My intent was to cannibalize a behavior pattern where people were going on singles dating sites when that wasn’t the appropriate forum for them to conduct an affair or they were having in the workplace. So I always thought that I could move them into a social network of their own.  

So Biderman was unambiguously out to make buck with a clever enterprise. At the same time, a secondary outcome of Biderman’s business has been a Kinsey-esque accumulation of data about marriage and monogamy. Biderman has found that people have become quite comfortable sharing personal information online, and this data helps his dating site better serve its customer. One of the most surprising discoveries, for instance, that Biderman points to in his data is that open relationships lead to “much less divorce.” He tells Big Think:

I don’t want to say that’s a more successful marriage just because you didn’t get divorced, but if their divorce rates are half that or even less than couples in monogamous relationships maybe we’re onto something. Is this manmade contract we’ve created for ourselves setting us up to fail? I think a lot of people would argue yes, it is.  

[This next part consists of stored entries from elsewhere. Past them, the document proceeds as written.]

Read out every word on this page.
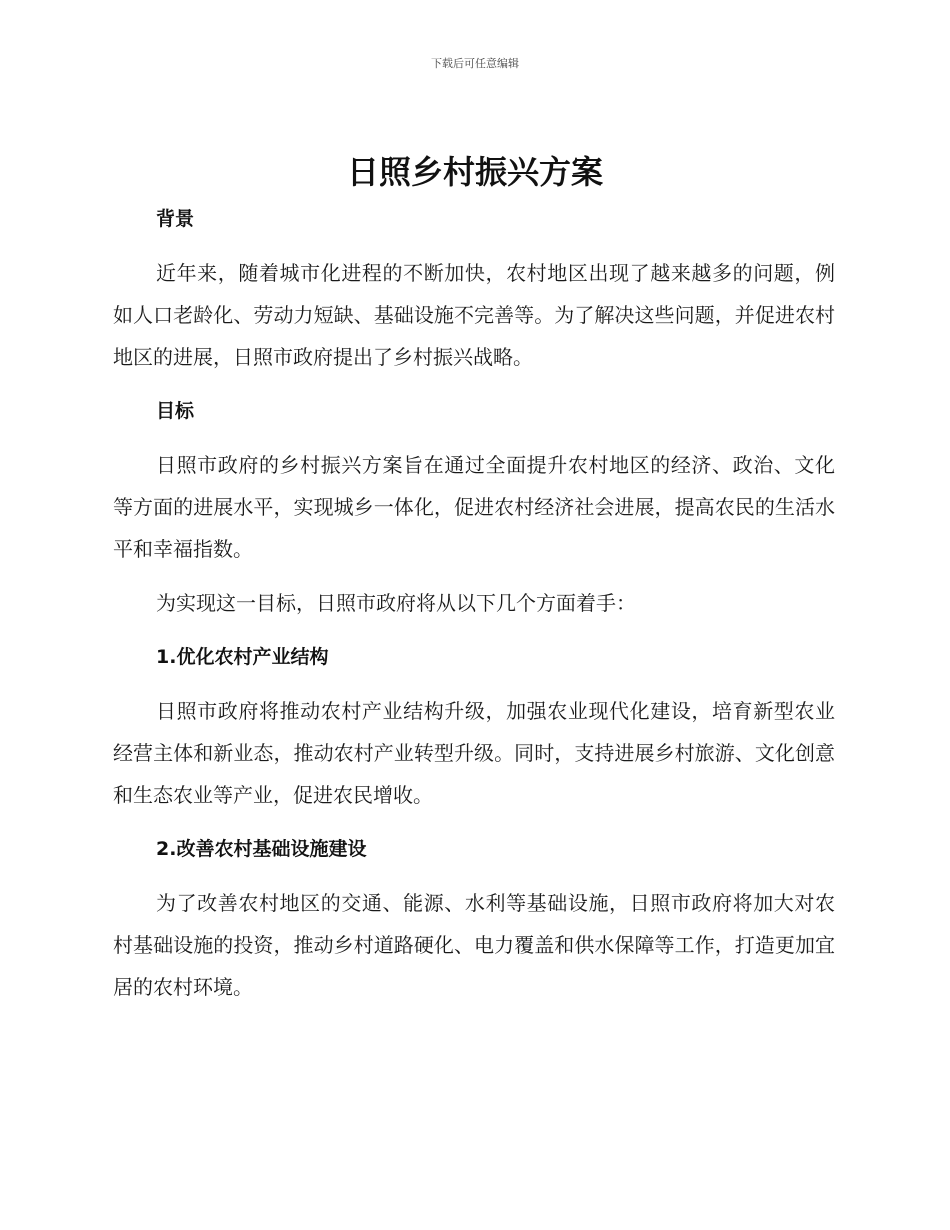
下载后可任意编辑
日照乡村振兴方案
背景

近年来，随着城市化进程的不断加快，农村地区出现了越来越多的问题，例如人口老龄化、劳动力短缺、基础设施不完善等。为了解决这些问题，并促进农村地区的进展，日照市政府提出了乡村振兴战略。

目标

日照市政府的乡村振兴方案旨在通过全面提升农村地区的经济、政治、文化等方面的进展水平，实现城乡一体化，促进农村经济社会进展，提高农民的生活水平和幸福指数。

为实现这一目标，日照市政府将从以下几个方面着手：

1.优化农村产业结构

日照市政府将推动农村产业结构升级，加强农业现代化建设，培育新型农业经营主体和新业态，推动农村产业转型升级。同时，支持进展乡村旅游、文化创意和生态农业等产业，促进农民增收。

2.改善农村基础设施建设

为了改善农村地区的交通、能源、水利等基础设施，日照市政府将加大对农村基础设施的投资，推动乡村道路硬化、电力覆盖和供水保障等工作，打造更加宜居的农村环境。
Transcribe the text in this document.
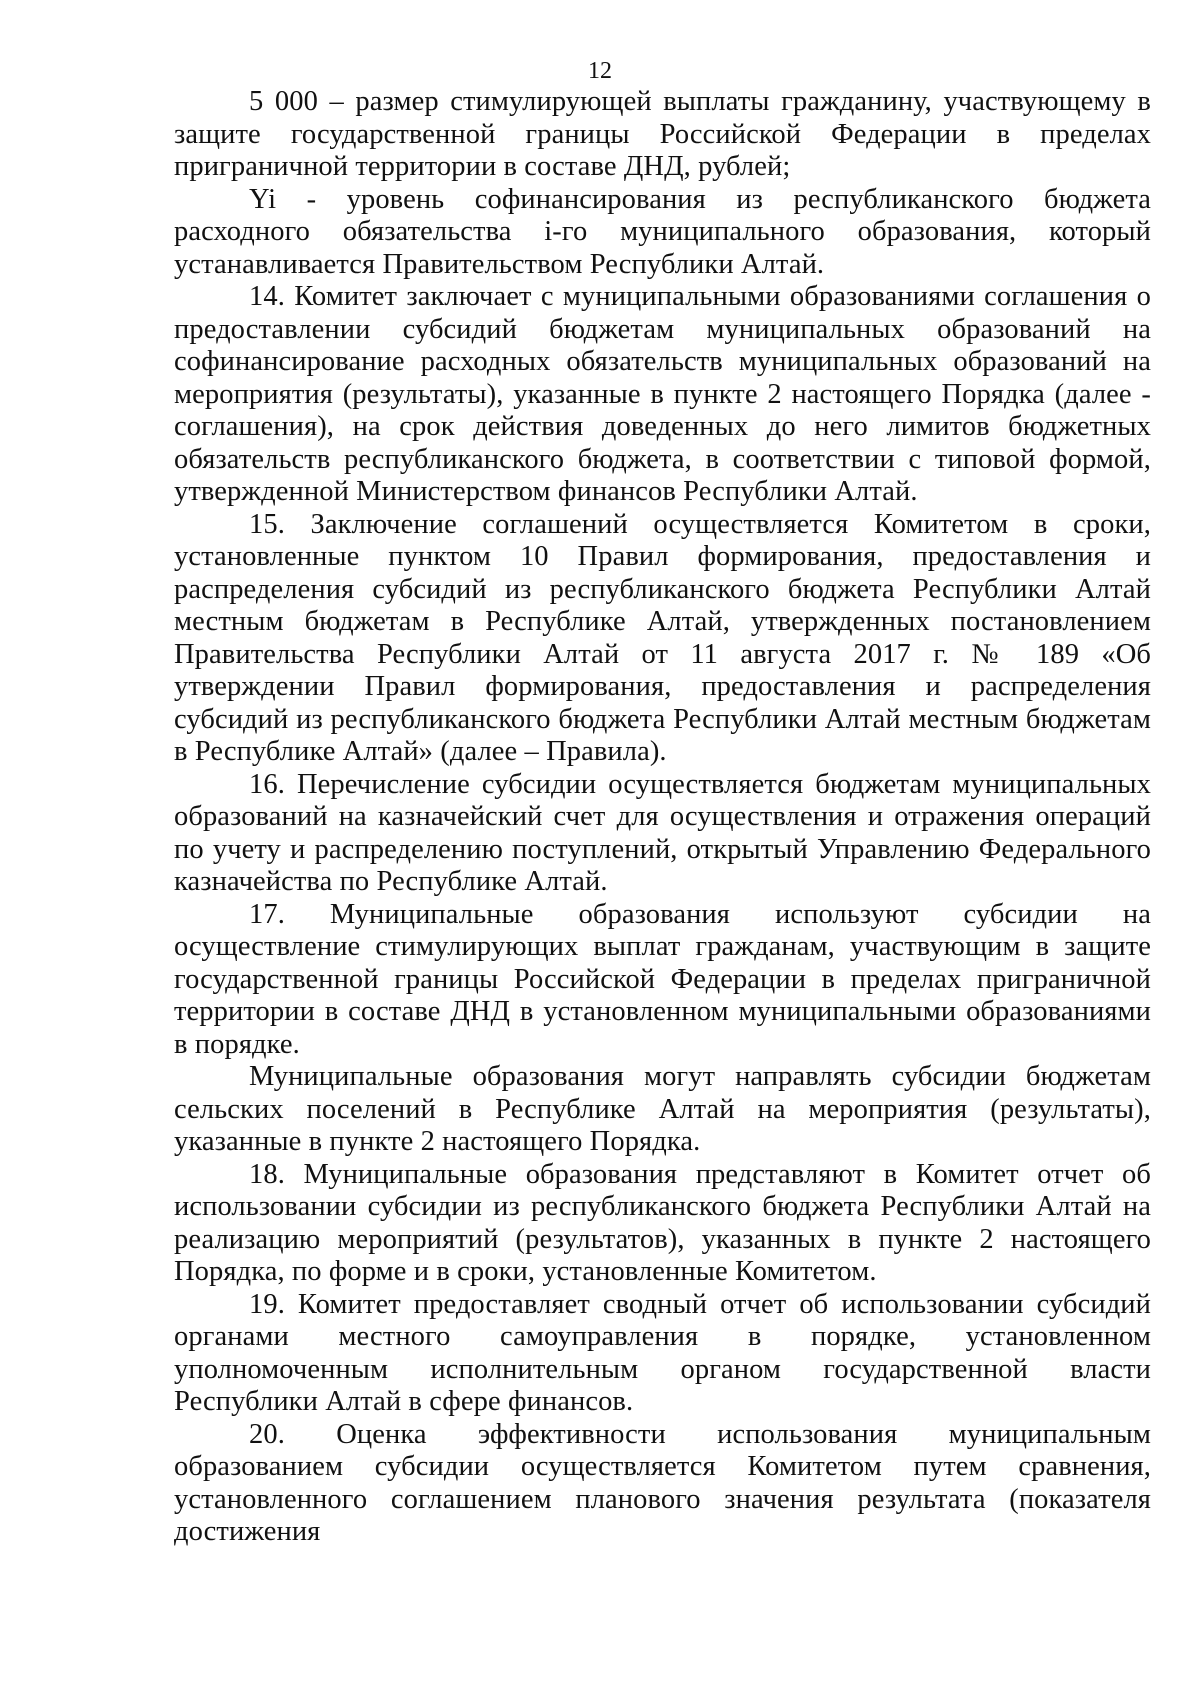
12

5 000 – размер стимулирующей выплаты гражданину, участвующему в защите государственной границы Российской Федерации в пределах приграничной территории в составе ДНД, рублей;

Yi - уровень софинансирования из республиканского бюджета расходного обязательства i-го муниципального образования, который устанавливается Правительством Республики Алтай.

14. Комитет заключает с муниципальными образованиями соглашения о предоставлении субсидий бюджетам муниципальных образований на софинансирование расходных обязательств муниципальных образований на мероприятия (результаты), указанные в пункте 2 настоящего Порядка (далее - соглашения), на срок действия доведенных до него лимитов бюджетных обязательств республиканского бюджета, в соответствии с типовой формой, утвержденной Министерством финансов Республики Алтай.

15. Заключение соглашений осуществляется Комитетом в сроки, установленные пунктом 10 Правил формирования, предоставления и распределения субсидий из республиканского бюджета Республики Алтай местным бюджетам в Республике Алтай, утвержденных постановлением Правительства Республики Алтай от 11 августа 2017 г. № 189 «Об утверждении Правил формирования, предоставления и распределения субсидий из республиканского бюджета Республики Алтай местным бюджетам в Республике Алтай» (далее – Правила).

16. Перечисление субсидии осуществляется бюджетам муниципальных образований на казначейский счет для осуществления и отражения операций по учету и распределению поступлений, открытый Управлению Федерального казначейства по Республике Алтай.

17. Муниципальные образования используют субсидии на осуществление стимулирующих выплат гражданам, участвующим в защите государственной границы Российской Федерации в пределах приграничной территории в составе ДНД в установленном муниципальными образованиями в порядке.

Муниципальные образования могут направлять субсидии бюджетам сельских поселений в Республике Алтай на мероприятия (результаты), указанные в пункте 2 настоящего Порядка.

18. Муниципальные образования представляют в Комитет отчет об использовании субсидии из республиканского бюджета Республики Алтай на реализацию мероприятий (результатов), указанных в пункте 2 настоящего Порядка, по форме и в сроки, установленные Комитетом.

19. Комитет предоставляет сводный отчет об использовании субсидий органами местного самоуправления в порядке, установленном уполномоченным исполнительным органом государственной власти Республики Алтай в сфере финансов.

20. Оценка эффективности использования муниципальным образованием субсидии осуществляется Комитетом путем сравнения, установленного соглашением планового значения результата (показателя достижения
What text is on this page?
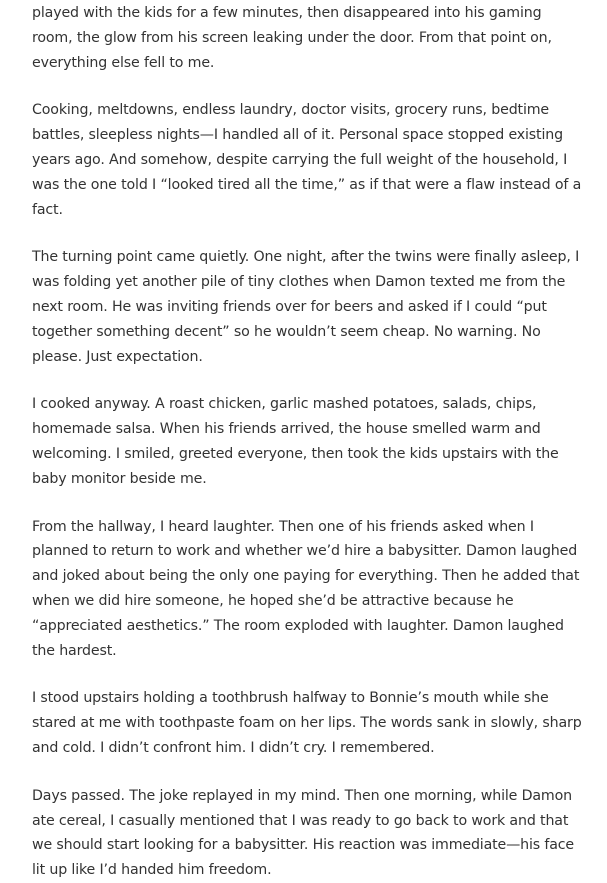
played with the kids for a few minutes, then disappeared into his gaming room, the glow from his screen leaking under the door. From that point on, everything else fell to me.

Cooking, meltdowns, endless laundry, doctor visits, grocery runs, bedtime battles, sleepless nights—I handled all of it. Personal space stopped existing years ago. And somehow, despite carrying the full weight of the household, I was the one told I “looked tired all the time,” as if that were a flaw instead of a fact.

The turning point came quietly. One night, after the twins were finally asleep, I was folding yet another pile of tiny clothes when Damon texted me from the next room. He was inviting friends over for beers and asked if I could “put together something decent” so he wouldn’t seem cheap. No warning. No please. Just expectation.

I cooked anyway. A roast chicken, garlic mashed potatoes, salads, chips, homemade salsa. When his friends arrived, the house smelled warm and welcoming. I smiled, greeted everyone, then took the kids upstairs with the baby monitor beside me.

From the hallway, I heard laughter. Then one of his friends asked when I planned to return to work and whether we’d hire a babysitter. Damon laughed and joked about being the only one paying for everything. Then he added that when we did hire someone, he hoped she’d be attractive because he “appreciated aesthetics.” The room exploded with laughter. Damon laughed the hardest.

I stood upstairs holding a toothbrush halfway to Bonnie’s mouth while she stared at me with toothpaste foam on her lips. The words sank in slowly, sharp and cold. I didn’t confront him. I didn’t cry. I remembered.

Days passed. The joke replayed in my mind. Then one morning, while Damon ate cereal, I casually mentioned that I was ready to go back to work and that we should start looking for a babysitter. His reaction was immediate—his face lit up like I’d handed him freedom.
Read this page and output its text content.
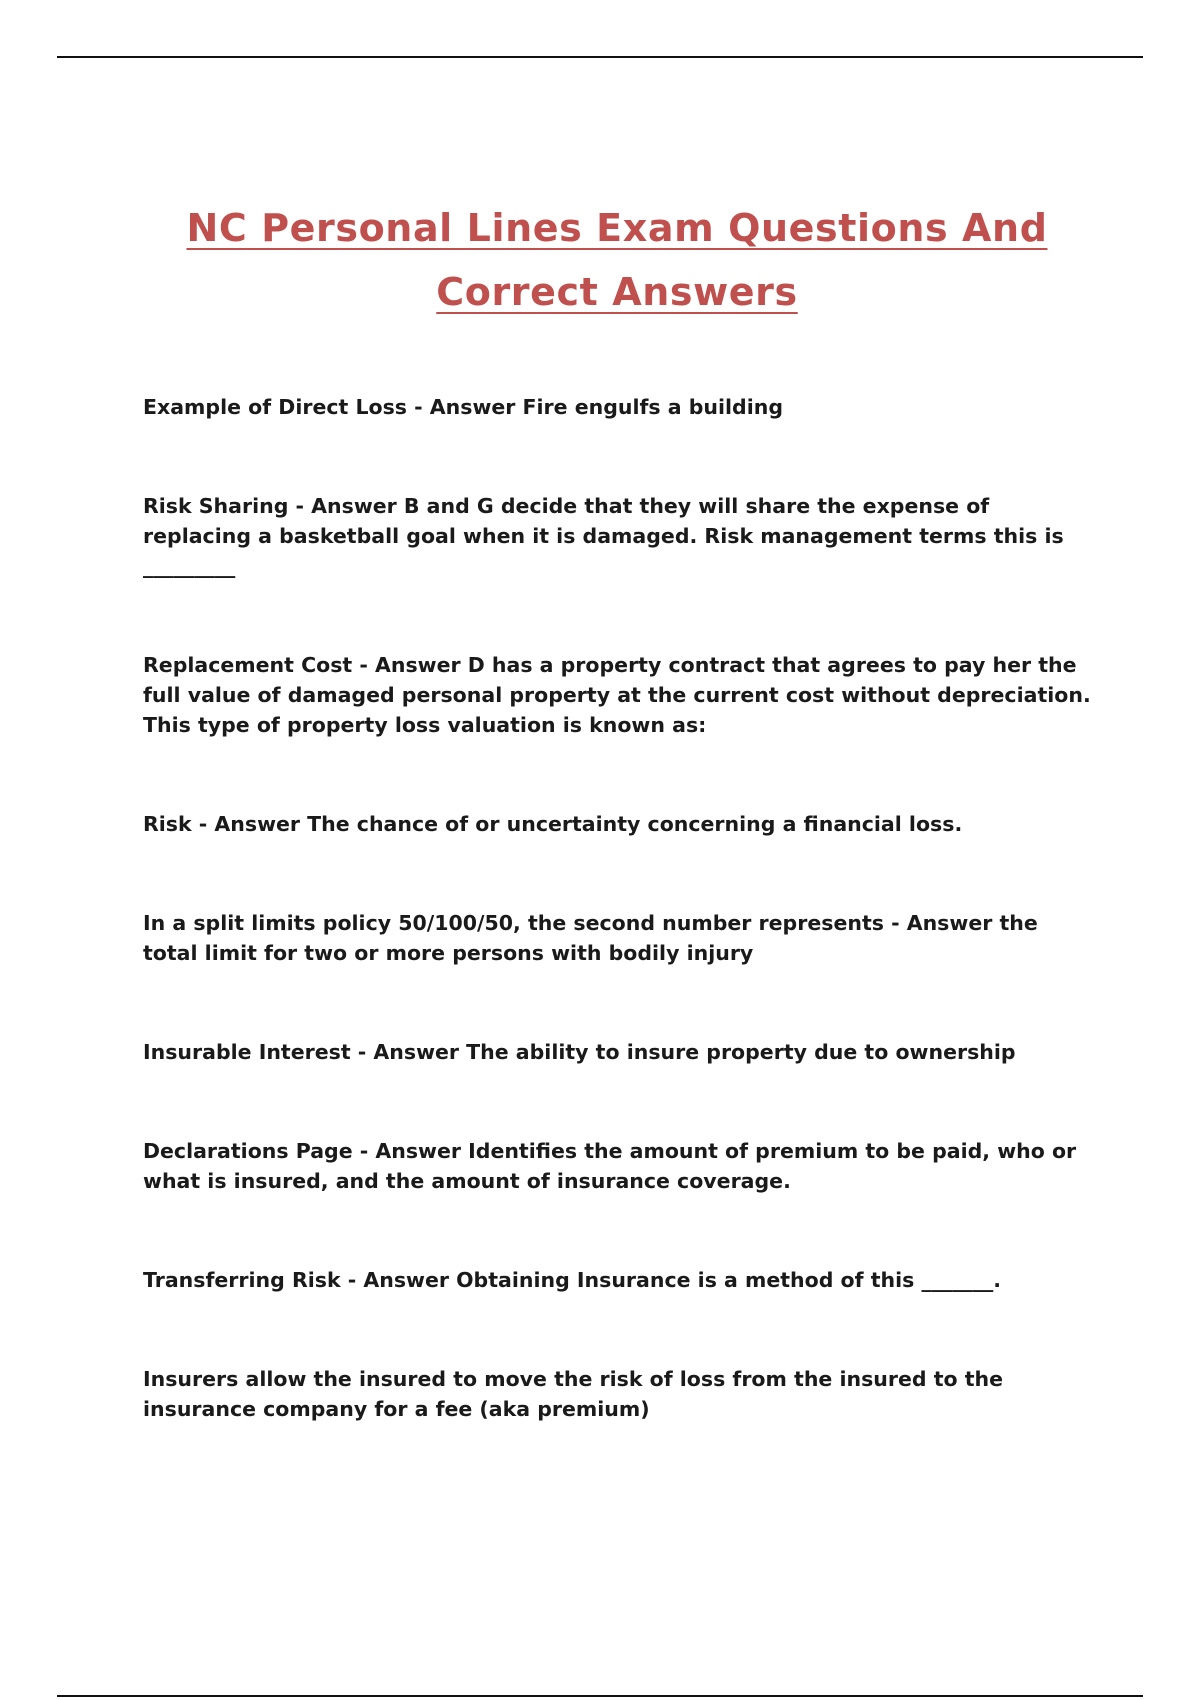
NC Personal Lines Exam Questions And
Correct Answers

Example of Direct Loss - Answer Fire engulfs a building

Risk Sharing - Answer B and G decide that they will share the expense of replacing a basketball goal when it is damaged. Risk management terms this is _________

Replacement Cost - Answer D has a property contract that agrees to pay her the full value of damaged personal property at the current cost without depreciation. This type of property loss valuation is known as:

Risk - Answer The chance of or uncertainty concerning a financial loss.

In a split limits policy 50/100/50, the second number represents - Answer the total limit for two or more persons with bodily injury

Insurable Interest - Answer The ability to insure property due to ownership

Declarations Page - Answer Identifies the amount of premium to be paid, who or what is insured, and the amount of insurance coverage.

Transferring Risk - Answer Obtaining Insurance is a method of this _______.

Insurers allow the insured to move the risk of loss from the insured to the insurance company for a fee (aka premium)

Are all affairs the same? We don’t know what happens behind closed doors, but what Biderman says his site offers married people is discretion.

Watch him in his own words here:

What’s the Significance?

Biderman says that an affair can actually be a “marriage preservation device.” How is that possible?

What do married couples value the most? Building a family. Having a great economic situation and the ability to own a home. Take vacations. While most people don’t sign up for a life of celibacy when they get married, according to Biderman, sex is important, but it is certainly not at the top of the list. And yet, marriage is almost always defined by monogamy. 

However, through an affair, or “through a liaison, and even to some degree through the use of pornography and other things,” Biderman argues, married people can find “these cathartic outlets that allow them to stay within that marriage and be that great partner, parent or however they see themselves.” And technology offers them the ability to keep it discreet.